In trying to make it appear anything but the snit-fest that it is, the National Marine Fisheries Service now claims 81 percent of the allowable red snapper harvest this year will come from state waters (within nine miles of shore). Apparently they think we anglers are more clueless than Beetle Bailey.

The truth is, I’ve been an avid Gulf angler for 10 years on Florida’s west coast. I have never (repeat never) caught a red snapper in Florida state waters. That’s because everyone knows red snapper primarily inhabit deeper Gulf waters. So it’s only when I’m offshore 40-plus miles that I can expect to hook one. In fact, the red snapper population has become so thick and healthy they’re a pain in the transom when we’re trying to get our baits down to the bottom. The red snapper now make it difficult to catch anything else on most offshore reefs.

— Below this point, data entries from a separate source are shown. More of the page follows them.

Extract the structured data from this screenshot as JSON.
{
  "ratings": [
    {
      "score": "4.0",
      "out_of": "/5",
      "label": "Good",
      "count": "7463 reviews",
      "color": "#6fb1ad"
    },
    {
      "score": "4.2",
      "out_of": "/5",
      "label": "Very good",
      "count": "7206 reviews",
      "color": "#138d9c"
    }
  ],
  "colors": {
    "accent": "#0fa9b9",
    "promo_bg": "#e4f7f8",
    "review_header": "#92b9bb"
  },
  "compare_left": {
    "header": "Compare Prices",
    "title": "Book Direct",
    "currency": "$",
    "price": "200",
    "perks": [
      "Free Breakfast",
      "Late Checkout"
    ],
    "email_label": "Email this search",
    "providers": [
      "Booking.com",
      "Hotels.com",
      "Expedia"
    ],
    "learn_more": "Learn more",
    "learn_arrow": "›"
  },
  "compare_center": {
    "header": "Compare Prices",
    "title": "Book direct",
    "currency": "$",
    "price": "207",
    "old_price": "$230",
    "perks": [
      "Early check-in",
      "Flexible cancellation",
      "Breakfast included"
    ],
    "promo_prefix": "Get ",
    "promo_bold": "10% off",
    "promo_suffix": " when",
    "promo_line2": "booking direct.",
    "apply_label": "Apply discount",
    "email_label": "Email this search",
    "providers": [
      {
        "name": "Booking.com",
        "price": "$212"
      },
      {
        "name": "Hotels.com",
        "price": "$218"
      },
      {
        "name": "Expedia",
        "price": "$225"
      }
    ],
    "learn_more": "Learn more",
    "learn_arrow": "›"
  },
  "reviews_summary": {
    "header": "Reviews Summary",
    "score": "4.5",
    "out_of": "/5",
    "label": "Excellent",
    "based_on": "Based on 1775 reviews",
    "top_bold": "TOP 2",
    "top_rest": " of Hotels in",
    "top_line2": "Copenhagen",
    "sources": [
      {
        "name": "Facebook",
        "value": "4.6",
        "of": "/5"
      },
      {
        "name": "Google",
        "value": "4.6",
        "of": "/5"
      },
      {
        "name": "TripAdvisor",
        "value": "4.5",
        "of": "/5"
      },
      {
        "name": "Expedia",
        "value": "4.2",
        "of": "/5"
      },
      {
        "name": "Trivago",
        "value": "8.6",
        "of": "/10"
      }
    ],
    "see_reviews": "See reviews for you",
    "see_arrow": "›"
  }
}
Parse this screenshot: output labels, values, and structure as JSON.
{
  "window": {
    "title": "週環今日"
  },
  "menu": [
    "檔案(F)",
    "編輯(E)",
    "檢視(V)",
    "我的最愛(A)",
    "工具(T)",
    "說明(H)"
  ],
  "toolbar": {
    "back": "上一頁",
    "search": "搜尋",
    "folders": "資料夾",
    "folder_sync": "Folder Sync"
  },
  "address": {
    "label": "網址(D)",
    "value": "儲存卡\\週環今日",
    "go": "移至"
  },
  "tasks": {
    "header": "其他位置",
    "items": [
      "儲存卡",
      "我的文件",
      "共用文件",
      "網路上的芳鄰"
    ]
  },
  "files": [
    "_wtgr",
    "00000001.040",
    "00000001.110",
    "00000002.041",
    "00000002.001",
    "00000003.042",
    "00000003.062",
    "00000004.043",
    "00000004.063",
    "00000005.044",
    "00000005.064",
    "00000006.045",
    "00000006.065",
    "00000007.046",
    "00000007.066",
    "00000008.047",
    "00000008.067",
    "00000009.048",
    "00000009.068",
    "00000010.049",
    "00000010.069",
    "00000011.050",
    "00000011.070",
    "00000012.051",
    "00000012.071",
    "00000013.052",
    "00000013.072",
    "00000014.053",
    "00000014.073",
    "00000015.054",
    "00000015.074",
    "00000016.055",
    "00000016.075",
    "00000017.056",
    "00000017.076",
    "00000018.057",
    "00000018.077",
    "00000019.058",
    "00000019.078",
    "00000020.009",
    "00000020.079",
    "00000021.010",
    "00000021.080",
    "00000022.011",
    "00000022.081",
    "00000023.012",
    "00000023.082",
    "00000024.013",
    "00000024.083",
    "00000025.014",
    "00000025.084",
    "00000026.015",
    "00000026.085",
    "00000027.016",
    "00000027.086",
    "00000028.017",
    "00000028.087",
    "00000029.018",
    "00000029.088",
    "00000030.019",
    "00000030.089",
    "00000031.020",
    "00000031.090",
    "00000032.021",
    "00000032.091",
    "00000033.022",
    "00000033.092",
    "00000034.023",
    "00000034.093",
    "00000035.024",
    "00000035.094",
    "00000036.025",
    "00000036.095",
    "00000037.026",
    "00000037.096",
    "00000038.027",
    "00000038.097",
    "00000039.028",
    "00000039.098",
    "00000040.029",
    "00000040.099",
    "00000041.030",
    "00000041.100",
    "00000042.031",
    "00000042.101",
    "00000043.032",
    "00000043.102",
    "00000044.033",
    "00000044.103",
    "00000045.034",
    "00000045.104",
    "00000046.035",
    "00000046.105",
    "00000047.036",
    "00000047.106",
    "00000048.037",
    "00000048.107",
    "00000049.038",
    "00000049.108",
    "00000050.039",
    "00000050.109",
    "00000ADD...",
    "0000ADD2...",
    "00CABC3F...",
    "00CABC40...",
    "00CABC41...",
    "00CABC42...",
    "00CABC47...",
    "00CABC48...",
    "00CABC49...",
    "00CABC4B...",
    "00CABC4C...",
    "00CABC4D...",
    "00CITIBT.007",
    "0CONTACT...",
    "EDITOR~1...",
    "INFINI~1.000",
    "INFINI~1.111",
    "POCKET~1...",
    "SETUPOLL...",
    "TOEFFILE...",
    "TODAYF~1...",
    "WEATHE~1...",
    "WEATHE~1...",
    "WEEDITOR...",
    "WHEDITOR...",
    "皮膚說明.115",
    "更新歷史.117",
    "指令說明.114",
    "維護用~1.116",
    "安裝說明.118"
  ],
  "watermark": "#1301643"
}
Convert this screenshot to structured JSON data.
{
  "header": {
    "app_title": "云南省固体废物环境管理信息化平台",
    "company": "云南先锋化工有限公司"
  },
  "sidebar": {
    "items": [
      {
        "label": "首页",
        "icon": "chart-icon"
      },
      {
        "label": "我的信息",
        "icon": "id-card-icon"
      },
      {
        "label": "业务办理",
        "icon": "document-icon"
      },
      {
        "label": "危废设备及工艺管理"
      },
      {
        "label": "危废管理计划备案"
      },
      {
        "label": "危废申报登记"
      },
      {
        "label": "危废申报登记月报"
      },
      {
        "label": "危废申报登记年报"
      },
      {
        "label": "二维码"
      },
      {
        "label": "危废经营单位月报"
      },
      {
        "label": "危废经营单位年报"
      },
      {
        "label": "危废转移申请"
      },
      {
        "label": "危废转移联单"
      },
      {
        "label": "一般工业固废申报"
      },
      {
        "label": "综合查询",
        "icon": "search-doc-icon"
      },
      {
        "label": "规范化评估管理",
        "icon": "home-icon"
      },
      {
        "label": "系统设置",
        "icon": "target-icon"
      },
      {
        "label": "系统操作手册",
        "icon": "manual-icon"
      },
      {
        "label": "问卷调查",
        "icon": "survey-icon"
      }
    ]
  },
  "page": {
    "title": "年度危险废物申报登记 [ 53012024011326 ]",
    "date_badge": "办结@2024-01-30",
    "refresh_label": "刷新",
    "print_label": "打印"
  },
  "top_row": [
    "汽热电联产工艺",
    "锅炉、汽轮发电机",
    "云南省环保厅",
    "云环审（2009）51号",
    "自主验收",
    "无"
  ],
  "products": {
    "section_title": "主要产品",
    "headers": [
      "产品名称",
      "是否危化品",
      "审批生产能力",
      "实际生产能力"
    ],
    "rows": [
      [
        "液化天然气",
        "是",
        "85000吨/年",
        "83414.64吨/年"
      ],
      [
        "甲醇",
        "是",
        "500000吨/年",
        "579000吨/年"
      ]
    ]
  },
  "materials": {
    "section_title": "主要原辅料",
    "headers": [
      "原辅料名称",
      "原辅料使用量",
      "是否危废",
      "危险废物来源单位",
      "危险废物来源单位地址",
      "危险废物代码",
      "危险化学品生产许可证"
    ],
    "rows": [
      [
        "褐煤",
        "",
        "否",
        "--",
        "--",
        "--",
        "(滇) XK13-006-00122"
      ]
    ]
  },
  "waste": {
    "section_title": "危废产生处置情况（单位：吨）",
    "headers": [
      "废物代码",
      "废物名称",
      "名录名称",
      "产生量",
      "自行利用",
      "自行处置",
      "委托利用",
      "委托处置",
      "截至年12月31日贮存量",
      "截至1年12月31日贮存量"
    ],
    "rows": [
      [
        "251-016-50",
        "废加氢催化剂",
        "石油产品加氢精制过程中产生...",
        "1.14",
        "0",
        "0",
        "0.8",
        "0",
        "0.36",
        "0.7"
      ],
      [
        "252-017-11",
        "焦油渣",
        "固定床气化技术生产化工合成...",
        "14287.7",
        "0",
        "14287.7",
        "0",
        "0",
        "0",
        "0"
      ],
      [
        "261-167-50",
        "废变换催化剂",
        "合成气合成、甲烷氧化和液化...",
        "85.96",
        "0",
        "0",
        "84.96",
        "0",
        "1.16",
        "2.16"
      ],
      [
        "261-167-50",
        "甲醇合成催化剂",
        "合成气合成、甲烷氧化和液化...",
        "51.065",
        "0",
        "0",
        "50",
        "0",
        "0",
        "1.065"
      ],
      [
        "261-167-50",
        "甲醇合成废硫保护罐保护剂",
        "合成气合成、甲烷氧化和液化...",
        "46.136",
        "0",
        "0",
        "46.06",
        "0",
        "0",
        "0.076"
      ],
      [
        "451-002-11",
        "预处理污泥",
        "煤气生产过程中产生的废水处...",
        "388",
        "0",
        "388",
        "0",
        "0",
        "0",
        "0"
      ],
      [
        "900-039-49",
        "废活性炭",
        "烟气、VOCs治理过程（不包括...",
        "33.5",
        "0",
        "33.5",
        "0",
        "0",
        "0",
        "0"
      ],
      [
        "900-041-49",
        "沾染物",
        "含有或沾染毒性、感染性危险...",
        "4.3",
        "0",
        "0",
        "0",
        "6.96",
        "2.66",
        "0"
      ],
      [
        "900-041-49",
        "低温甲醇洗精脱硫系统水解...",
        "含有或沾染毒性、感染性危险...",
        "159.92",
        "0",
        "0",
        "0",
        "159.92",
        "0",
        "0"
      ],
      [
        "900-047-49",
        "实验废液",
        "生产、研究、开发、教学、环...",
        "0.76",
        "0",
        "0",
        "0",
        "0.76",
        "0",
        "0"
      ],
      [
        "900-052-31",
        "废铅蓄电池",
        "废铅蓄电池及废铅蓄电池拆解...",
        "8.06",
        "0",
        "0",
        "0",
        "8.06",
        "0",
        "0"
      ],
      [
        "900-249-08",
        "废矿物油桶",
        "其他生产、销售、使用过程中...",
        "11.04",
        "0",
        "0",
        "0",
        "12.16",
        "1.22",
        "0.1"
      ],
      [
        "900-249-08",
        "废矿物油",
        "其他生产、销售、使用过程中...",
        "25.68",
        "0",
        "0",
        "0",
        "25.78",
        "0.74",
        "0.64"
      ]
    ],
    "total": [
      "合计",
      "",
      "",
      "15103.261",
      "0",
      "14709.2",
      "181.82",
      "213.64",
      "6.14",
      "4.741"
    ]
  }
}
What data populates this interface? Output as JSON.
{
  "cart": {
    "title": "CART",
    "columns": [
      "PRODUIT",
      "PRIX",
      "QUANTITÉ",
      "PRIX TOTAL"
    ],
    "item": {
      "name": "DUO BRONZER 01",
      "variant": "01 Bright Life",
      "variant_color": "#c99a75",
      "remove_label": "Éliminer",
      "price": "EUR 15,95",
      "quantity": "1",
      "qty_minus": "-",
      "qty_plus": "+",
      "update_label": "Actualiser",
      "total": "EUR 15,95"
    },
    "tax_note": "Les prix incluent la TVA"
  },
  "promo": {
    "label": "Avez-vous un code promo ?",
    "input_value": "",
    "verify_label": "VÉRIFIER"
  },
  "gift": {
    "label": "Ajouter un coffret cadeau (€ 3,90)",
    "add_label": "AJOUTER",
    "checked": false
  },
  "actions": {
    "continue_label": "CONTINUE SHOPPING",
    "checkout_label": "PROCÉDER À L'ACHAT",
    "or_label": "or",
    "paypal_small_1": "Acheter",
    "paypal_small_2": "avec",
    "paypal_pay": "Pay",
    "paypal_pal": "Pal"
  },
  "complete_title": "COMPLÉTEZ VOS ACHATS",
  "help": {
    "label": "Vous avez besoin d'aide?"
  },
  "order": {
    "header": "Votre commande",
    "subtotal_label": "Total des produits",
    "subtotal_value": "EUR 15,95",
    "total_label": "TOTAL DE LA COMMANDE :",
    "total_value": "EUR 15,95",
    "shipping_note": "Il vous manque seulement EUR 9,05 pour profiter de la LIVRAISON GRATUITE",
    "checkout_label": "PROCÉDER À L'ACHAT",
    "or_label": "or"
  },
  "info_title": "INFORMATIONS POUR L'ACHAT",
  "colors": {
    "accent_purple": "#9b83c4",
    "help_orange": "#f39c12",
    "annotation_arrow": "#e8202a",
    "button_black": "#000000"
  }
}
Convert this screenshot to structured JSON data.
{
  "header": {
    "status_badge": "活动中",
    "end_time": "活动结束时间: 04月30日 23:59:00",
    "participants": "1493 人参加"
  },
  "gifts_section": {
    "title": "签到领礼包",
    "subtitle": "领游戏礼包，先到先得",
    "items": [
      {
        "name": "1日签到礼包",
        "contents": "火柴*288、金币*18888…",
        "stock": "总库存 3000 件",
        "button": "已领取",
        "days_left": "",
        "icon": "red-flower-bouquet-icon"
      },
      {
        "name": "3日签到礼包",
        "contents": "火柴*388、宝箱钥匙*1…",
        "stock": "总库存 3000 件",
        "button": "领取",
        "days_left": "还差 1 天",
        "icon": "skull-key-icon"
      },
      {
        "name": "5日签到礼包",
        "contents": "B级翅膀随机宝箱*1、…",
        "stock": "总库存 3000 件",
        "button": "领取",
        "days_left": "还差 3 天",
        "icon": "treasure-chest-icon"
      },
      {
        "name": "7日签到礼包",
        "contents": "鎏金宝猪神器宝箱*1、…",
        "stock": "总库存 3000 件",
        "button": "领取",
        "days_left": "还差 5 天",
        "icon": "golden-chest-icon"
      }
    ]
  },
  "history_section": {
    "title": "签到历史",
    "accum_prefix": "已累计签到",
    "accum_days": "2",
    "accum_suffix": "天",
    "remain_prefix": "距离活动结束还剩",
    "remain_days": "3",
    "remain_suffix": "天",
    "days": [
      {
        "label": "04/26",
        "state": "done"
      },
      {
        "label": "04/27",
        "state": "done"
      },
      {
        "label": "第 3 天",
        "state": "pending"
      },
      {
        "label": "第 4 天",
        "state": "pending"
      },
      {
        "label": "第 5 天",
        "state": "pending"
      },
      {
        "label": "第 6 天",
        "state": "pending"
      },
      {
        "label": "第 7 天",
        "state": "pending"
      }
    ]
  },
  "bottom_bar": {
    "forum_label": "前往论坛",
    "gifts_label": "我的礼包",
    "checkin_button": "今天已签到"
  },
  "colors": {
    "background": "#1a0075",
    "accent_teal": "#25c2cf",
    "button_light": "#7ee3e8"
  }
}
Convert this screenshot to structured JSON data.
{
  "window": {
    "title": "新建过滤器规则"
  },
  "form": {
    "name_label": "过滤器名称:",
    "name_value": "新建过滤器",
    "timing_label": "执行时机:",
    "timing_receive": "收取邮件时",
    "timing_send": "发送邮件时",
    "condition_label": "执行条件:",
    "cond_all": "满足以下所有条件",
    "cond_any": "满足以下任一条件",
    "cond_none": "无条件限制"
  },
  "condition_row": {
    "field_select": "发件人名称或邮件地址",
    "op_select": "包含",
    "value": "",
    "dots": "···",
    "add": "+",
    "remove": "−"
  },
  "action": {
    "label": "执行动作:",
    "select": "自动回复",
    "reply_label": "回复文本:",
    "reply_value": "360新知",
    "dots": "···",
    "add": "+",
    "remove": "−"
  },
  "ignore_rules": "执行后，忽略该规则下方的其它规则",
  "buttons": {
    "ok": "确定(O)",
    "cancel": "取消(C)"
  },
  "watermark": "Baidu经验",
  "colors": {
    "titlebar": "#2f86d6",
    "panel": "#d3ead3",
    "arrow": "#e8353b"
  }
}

It’s time to demand that Congress mandate a system that allows allstakeholders the best opportunity to enjoy this abundant public resource, not just a select few commercial operators as is clearly the case today in the Gulf. The continued decline in the recreational red snapper season, along with other overreaching federal fishing prohibitions, should be unacceptable to all dealers and their saltwater customers. Call for fixing the saltwater fisheries management policies now. Here’s one way:

Earlier this month, a bipartisan bill known as the Modernizing Recreational Fisheries Management Act of 2017 was introduced in the House by Reps. Garret Graves, R-La., Gene Green, D-Texas, Daniel Webster, R-Fla., and Rob Wittman, R-Va. Passage would improve public access to federal waters, promote conservation of natural marine resources and stimulate economic growth.

Use this easy call to action from the Bass Anglers for Saltwater Conservation by clicking here.

It’s dubbed the “Modern Fish Act,” and it’s supported by the National Marine Manufacturers Association; American Sportfishing Association; Recreational Fishing Alliance; Center for Sportfishing Policy; Coastal Conservation Association; Congressional Sportsmen’s Foundation; Guy Harvey Ocean Foundation; International Game Fish Association; National Marine Manufacturers Association; Recreational Fishing Alliance; The Billfish Foundation and Theodore Roosevelt Conservation Partnership.